Será que estamos em XXI pós golpe de 2016 numa condição melhor de leitores e circulação de livros do que estávamos na segunda metade do século XIX?

No início do capítulo 1 do livro de Hélio de Seixas nos é apresentada a condição na qual se dava a produção de livros e literatura no Brasil colonial e imperial. Eram poucos os leitores, eram poucos os editores, eram poucos os distribuidores. Usavam-se escravos para vender livros junto a frutas e bugigangas nas cestas pelas ruas. 

Com o golpe da burguesia e a "república" nada mudou para o povo preto e aquele povo mestiço que citei acima, nós.

E hoje?

Ah, temos a rede mundial e virtual, a internet e tudo é feito de forma facilitada e com entrega por motoboys e motogirls... 

OPINIÃO: na minha opinião, o ser humano que trabalha para os aplicativos de alguns bilionários, sem direito algum, é o atual "preto de balaio no braço a vender romances", que li no texto de Guimarães.

O Brasil tem mais de 100.000.000 de pessoas que não sabem se vão comer hoje, amanhã e nos dias seguintes.

O Brasil tem um genocida miliciano no governo que tem como único objetivo de governo destruir tudo que havia sido construído pelo povo brasileiro ao longo do século.

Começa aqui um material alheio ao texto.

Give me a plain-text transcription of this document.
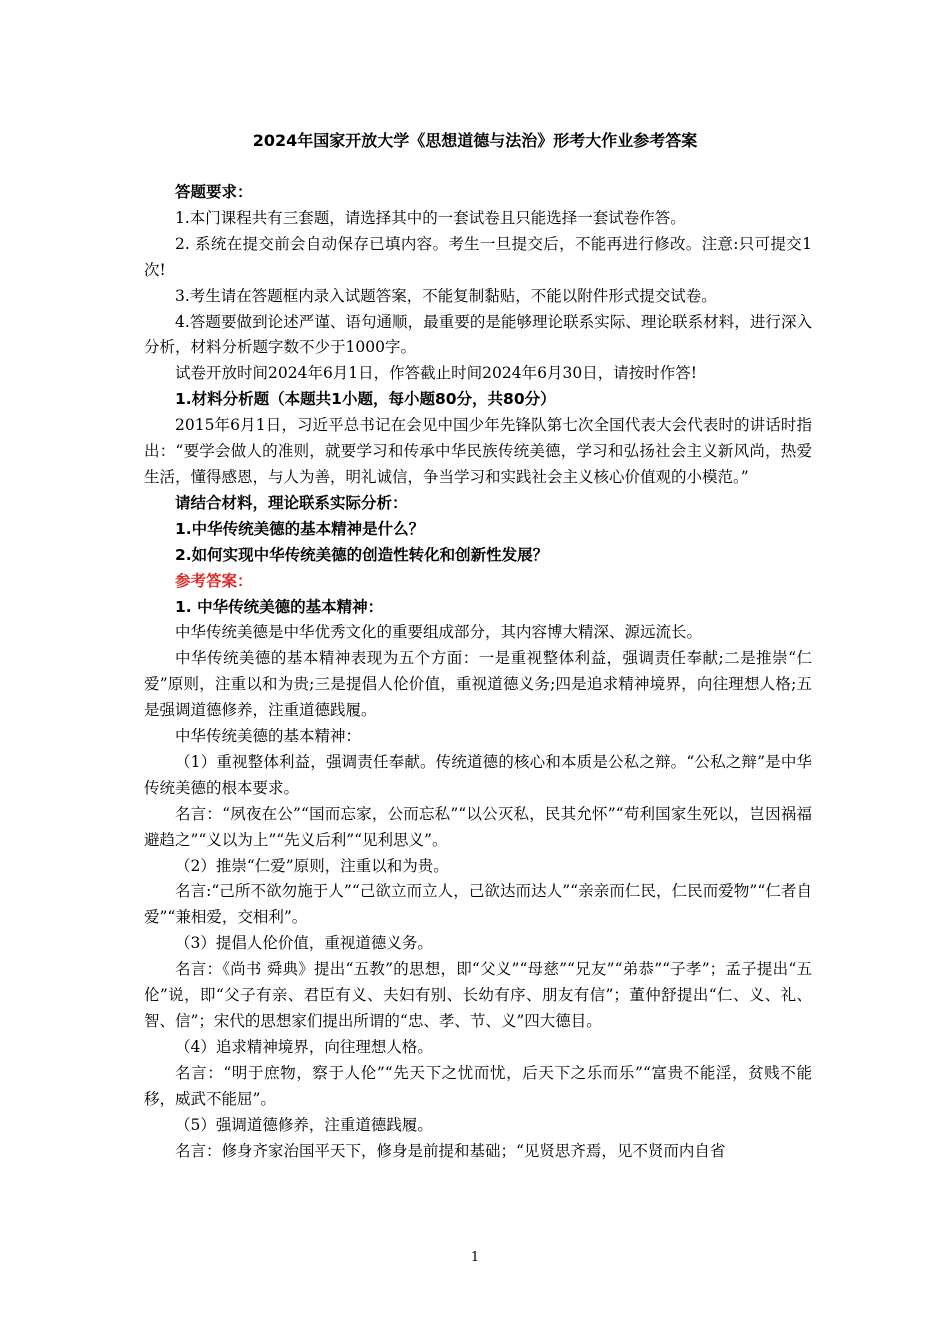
2024年国家开放大学《思想道德与法治》形考大作业参考答案

答题要求：

1.本门课程共有三套题，请选择其中的一套试卷且只能选择一套试卷作答。

2. 系统在提交前会自动保存已填内容。考生一旦提交后，不能再进行修改。注意:只可提交1次!

3.考生请在答题框内录入试题答案，不能复制黏贴，不能以附件形式提交试卷。

4.答题要做到论述严谨、语句通顺，最重要的是能够理论联系实际、理论联系材料，进行深入分析，材料分析题字数不少于1000字。

试卷开放时间2024年6月1日，作答截止时间2024年6月30日，请按时作答!

1.材料分析题（本题共1小题，每小题80分，共80分）

2015年6月1日，习近平总书记在会见中国少年先锋队第七次全国代表大会代表时的讲话时指出：“要学会做人的准则，就要学习和传承中华民族传统美德，学习和弘扬社会主义新风尚，热爱生活，懂得感恩，与人为善，明礼诚信，争当学习和实践社会主义核心价值观的小模范。”

请结合材料，理论联系实际分析：

1.中华传统美德的基本精神是什么？

2.如何实现中华传统美德的创造性转化和创新性发展？

参考答案：

1. 中华传统美德的基本精神：

中华传统美德是中华优秀文化的重要组成部分，其内容博大精深、源远流长。

中华传统美德的基本精神表现为五个方面：一是重视整体利益，强调责任奉献;二是推崇“仁爱”原则，注重以和为贵;三是提倡人伦价值，重视道德义务;四是追求精神境界，向往理想人格;五是强调道德修养，注重道德践履。

中华传统美德的基本精神：

（1）重视整体利益，强调责任奉献。传统道德的核心和本质是公私之辩。“公私之辩”是中华传统美德的根本要求。

名言：“夙夜在公”“国而忘家，公而忘私”“以公灭私，民其允怀”“苟利国家生死以，岂因祸福避趋之”“义以为上”“先义后利”“见利思义”。

（2）推崇“仁爱”原则，注重以和为贵。

名言:“己所不欲勿施于人”“己欲立而立人，己欲达而达人”“亲亲而仁民，仁民而爱物”“仁者自爱”“兼相爱，交相利”。

（3）提倡人伦价值，重视道德义务。

名言：《尚书 舜典》提出“五教”的思想，即“父义”“母慈”“兄友”“弟恭”“子孝”；孟子提出“五伦”说，即“父子有亲、君臣有义、夫妇有别、长幼有序、朋友有信”；董仲舒提出“仁、义、礼、智、信”；宋代的思想家们提出所谓的“忠、孝、节、义”四大德目。

（4）追求精神境界，向往理想人格。

名言：“明于庶物，察于人伦”“先天下之忧而忧，后天下之乐而乐”“富贵不能淫，贫贱不能移，威武不能屈”。

（5）强调道德修养，注重道德践履。

名言：修身齐家治国平天下，修身是前提和基础；“见贤思齐焉，见不贤而内自省

1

Exemplo: programa Bolsa Família.

Há um incentivo à ignorância, à mentira, incentivo a negar tudo que a cultura humana construiu nos últimos milhares de anos. Viva a ignorância, viva o ódio, viva a violência!

É isso. Cada pessoa avalie se estamos numa condição de produção de literatura e cultura e de leitores melhor ou pior que no passado.

William


Post Scriptum: agora preciso retomar a leitura do clássico da literatura mundial que comecei dia desses: As aventuras de Robinson Crusoé, de Daniel Defoe. Sabiam que o personagem esteve no Brasil no século XVII, era um branco inglês se dando bem como produtor de cana-de-açúcar e tabaco até que resolveu aceitar uma viagem de navio para trazer mais escravos africanos da Guiné? Naufragou e se f...


GUIMARÃES, Hélio de Seixas. Os leitores de Machado de Assis: o romance machadiano e o público de literatura no século 19. São Paulo: Nankin Editorial: Edusp, 2004.